I feel for the creditors, the employees and particularly their temp staff, however this man should not be able to continue as a director of any business as he clearly doesn’t understand how to manage cash flow or a balance sheet. Using a debtor finance facility and undercutting people to win contracts isn’t good business long term. Money due to the ATO and statutory bodies is money that has likely been oncosted to clients (as it wasn’t tax due from the non existent profits) and missing superannuation is stealing money from your employee’s futures, even more so if it is your temps. Where are the consequences for this bad behaviour?

Jamie

If the DOCA passes, it would signal that creditors have little faith in Collar Group’s long-term viability. Stephenson’s track record, potential legal issues, and the minimal return of 9 cents on the dollar highlight the risks. Accepting this offer seems like a desperate move, reflecting more on the lack of better options than confidence in the company’s future.
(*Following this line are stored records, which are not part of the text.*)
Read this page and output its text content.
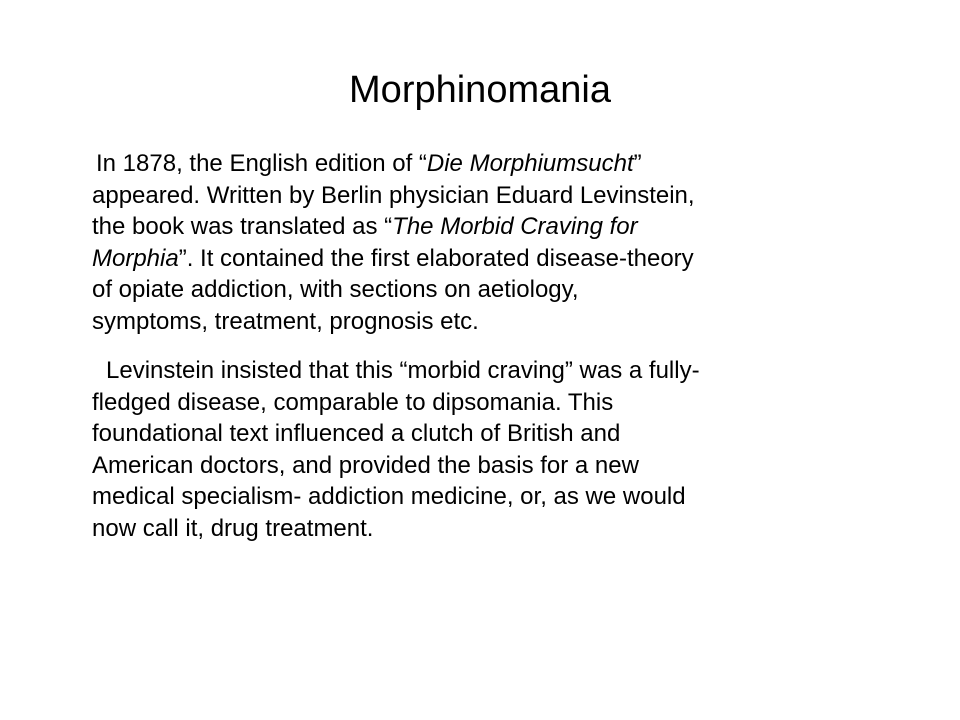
Morphinomania

In 1878, the English edition of “Die Morphiumsucht”
appeared. Written by Berlin physician Eduard Levinstein,
the book was translated as “The Morbid Craving for
Morphia”. It contained the first elaborated disease-theory
of opiate addiction, with sections on aetiology,
symptoms, treatment, prognosis etc.

Levinstein insisted that this “morbid craving” was a fully-
fledged disease, comparable to dipsomania. This
foundational text influenced a clutch of British and
American doctors, and provided the basis for a new
medical specialism- addiction medicine, or, as we would
now call it, drug treatment.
Interesting few days ahead… 👀

Anis kaur

Waiting for Anon to strike

Anon

If creditors accept this DOCA, it’s a glaring sign they’ve lost all faith in Collar Group’s future. Ephram Stephenson’s history of running companies into the ground speaks volumes. He’s already driven two recruitment companies into voluntary administration and now expects creditors to trust him again? His potential legal troubles and the paltry 9 cents on the dollar offer are just the tip of the iceberg. This DOCA is nothing more than a desperate attempt to cover up poor management and financial incompetence. It’s a slap in the face to everyone owed money by this failing enterprise.

Tony

Accepting this DOCA would be a clear admission that Collar Group has no future. Since the administration announcement, the mass exodus of staff and the complete shutdown of the Adelaide office are glaring red flags. With such a significant loss of talent and confidence, how can anyone believe in this company’s recovery? The offer of 9 cents on the dollar is insulting and shows the desperate state of affairs. This isn’t a plan for recovery; it’s a last-ditch effort to stay afloat in a sinking ship. Ephram is done in this industry and should be barred from ever being involved in a business again.

john mooney

should be behind bars for ruining those staff careers r

Anon

It’s official.

The DOCA has been approved by creditors as of yesterday.

This should be interesting to see how things pan out.

Anon

Worked for this company for a very short time as a seasoned recruiter it took only a few weeks to realise the hype did not match the action. Its terrible that good people left good jobs to join a sinking ship

Anon

I know someone who was meant to start with them and they risked everything from moving overseas and even moved into their accommodation which they can now hardly afford as Australia is an expensive country.

Now with this situation and with their start dafe delayed, its like nothing ‘positive’ will happen.

The CEO should be ashamed of himself for treating even future employees for not being transparent and running a sinking ship.

He should be stripped of his awards as frankly – he clearly doesn’t deserve them.

Last edited 11 days ago by Anon
Anis kaur

Loving the fact the auto filled documentation was sent to internal staff coercing them for a yes vote.

When raised in the administration meeting it was swept under the rug of anyone could change their vote or have the meeting adjourned as more information came to light.

David Ross and Ephram should not be able to work or do business.